Esses adolescentes, objeto de uma importante discussão sobre aredução da maioridade penal no Brasil, estão proibidos de olhar na cara das pessoas, mas encará-los tampouco é fácil. Quase todos furtaram, roubaram ou se envolveram com o tráfico. Menos de 1% cometeu homicídios qualificados. Têm de aprender a respeitar a autoridade de agentes de segurança, professores, psicólogos e agentes sociais. Terminar a escola – à qual muitos não tiveram acesso em liberdade –, raspar seus cabelos e vestir o mesmo conjunto azul de calça e moletom. Ainda que os esforços institucionais sejam legítimos e variados para dar a esses jovens a rotina de uma escola de bairro, eles estão encarcerados e, ao contrário de quem está fora, não se esquecem disso.
Uma fuga de carro aos 14 anos
C.M.
Bailes de funk, em comunidades como a de Sérgio – e também a de Breno, de 19 anos, em sua terceira passagem pelo sistema socioeducativo por roubo –, são a diversão preferida de jovens nas periferias de grandes cidades como São Paulo não só pela música, mas porque não cobram entrada nem documento. “Eu tinha uns 12, 13 anos e queria ir pra balada lá na favela, que não tem RG e esses negócios. É fluxo de rua”, conta Breno, que começou a roubar carros aos 14 anos, porque, “na linguagem de hoje em dia, a gente já era emocionado, queria desfilar com o carro da pessoa”. Foram vários os sermões da mãe para evitar que a rua falasse mais alto, e ele parece lembrar de cada um, à exatidão das palavras. “Ela me deu a letra: ‘tem isso e tem isso’. Mas a rua falou mais forte”.
Breno é um bom contador de histórias.

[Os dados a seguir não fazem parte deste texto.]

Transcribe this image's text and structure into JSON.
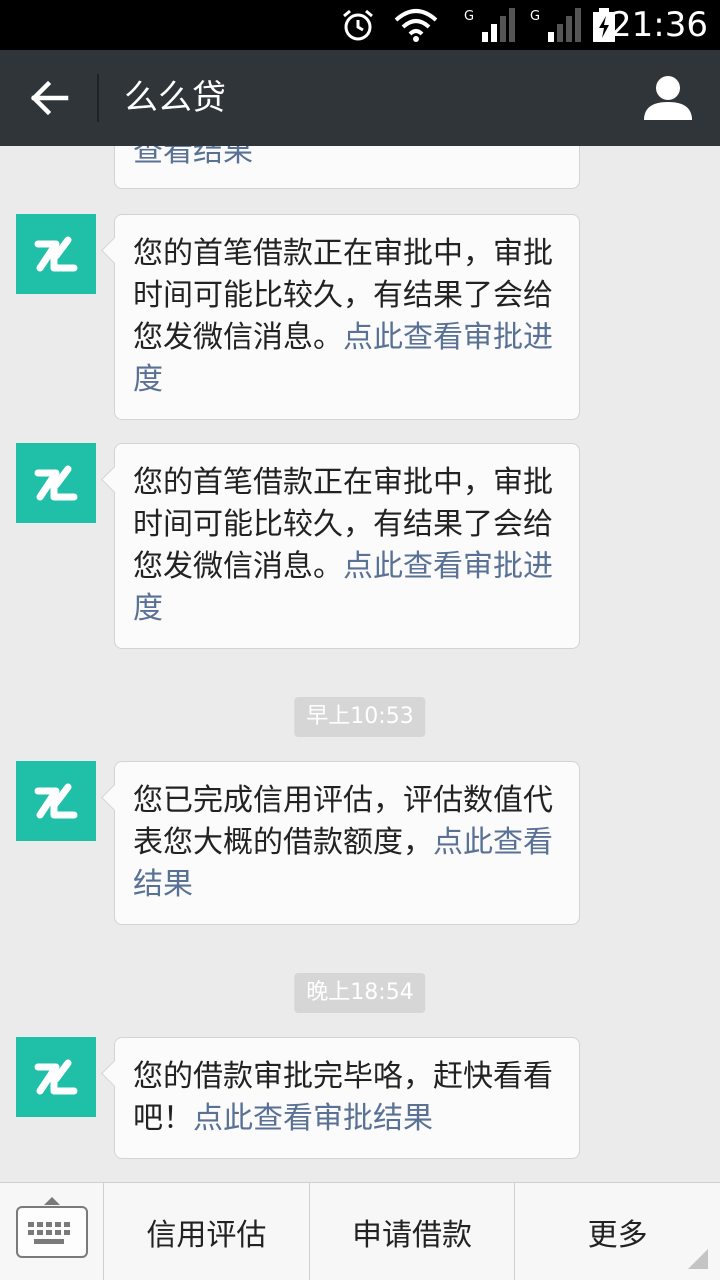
{
  "status_bar": {
    "time": "21:36",
    "network_1": "G",
    "network_2": "G",
    "icons": [
      "alarm-icon",
      "wifi-icon",
      "signal-icon",
      "signal-icon",
      "battery-charging-icon"
    ]
  },
  "header": {
    "title": "么么贷",
    "back_icon": "arrow-left-icon",
    "profile_icon": "person-icon"
  },
  "chat": {
    "partial_message": {
      "link": "查看结果"
    },
    "messages": [
      {
        "text": "您的首笔借款正在审批中，审批时间可能比较久，有结果了会给您发微信消息。",
        "link": "点此查看审批进度"
      },
      {
        "text": "您的首笔借款正在审批中，审批时间可能比较久，有结果了会给您发微信消息。",
        "link": "点此查看审批进度"
      },
      {
        "text": "您已完成信用评估，评估数值代表您大概的借款额度，",
        "link": "点此查看结果"
      },
      {
        "text": "您的借款审批完毕咯，赶快看看吧！",
        "link": "点此查看审批结果"
      }
    ],
    "timestamps": [
      "早上10:53",
      "晚上18:54"
    ]
  },
  "bottom_menu": {
    "items": [
      "信用评估",
      "申请借款",
      "更多"
    ]
  },
  "colors": {
    "avatar_bg": "#1fbfa8",
    "link": "#5a7196",
    "title_bar": "#2f3538"
  }
}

O relato de como ele terminou internado a primeira vez se confunde com um roteiro de filme de ação: “Passeamos com o carro da mulher. Fomos presos lá na Imigrantes. Na delegacia, o delegado falou um monte, mas aí deu a oportunidade. Depois fui preso roubando carro de novo. Nós sofremos um acidente e capotamos. Não me machuquei muito, mas meu parceiro se machucou bastante. Nós tava na fuga, alta velocidade... Eu tava dirigindo. Aí subimos um viaduto pra entrar na avenida, e a Força Tática acertou um tiro na roda. Aí batemos na cancela e quase caímos no rio. O carro ficou de cabeça pra baixo”.
Apesar da curta idade, Breno “dirigia faz tempo”. Diz que aprendeu de observar os outros e que colocou o conhecimento adquirido em prática quando “soltaram um fusca na minha mão”. Não o pai, nem um tio, mas os amigos mais velhos da rua, os mesmos que conseguiram para ele um 38 quando ele e outros menores decidiram comprar uma arma por 1.200 reais para roubar mais equipados. Usou o revólver algumas vezes – “mas nunca atirei numa vítima” –, até que o emprestou “prum moleque” que perdeu, e ele passou a pedir emprestado também.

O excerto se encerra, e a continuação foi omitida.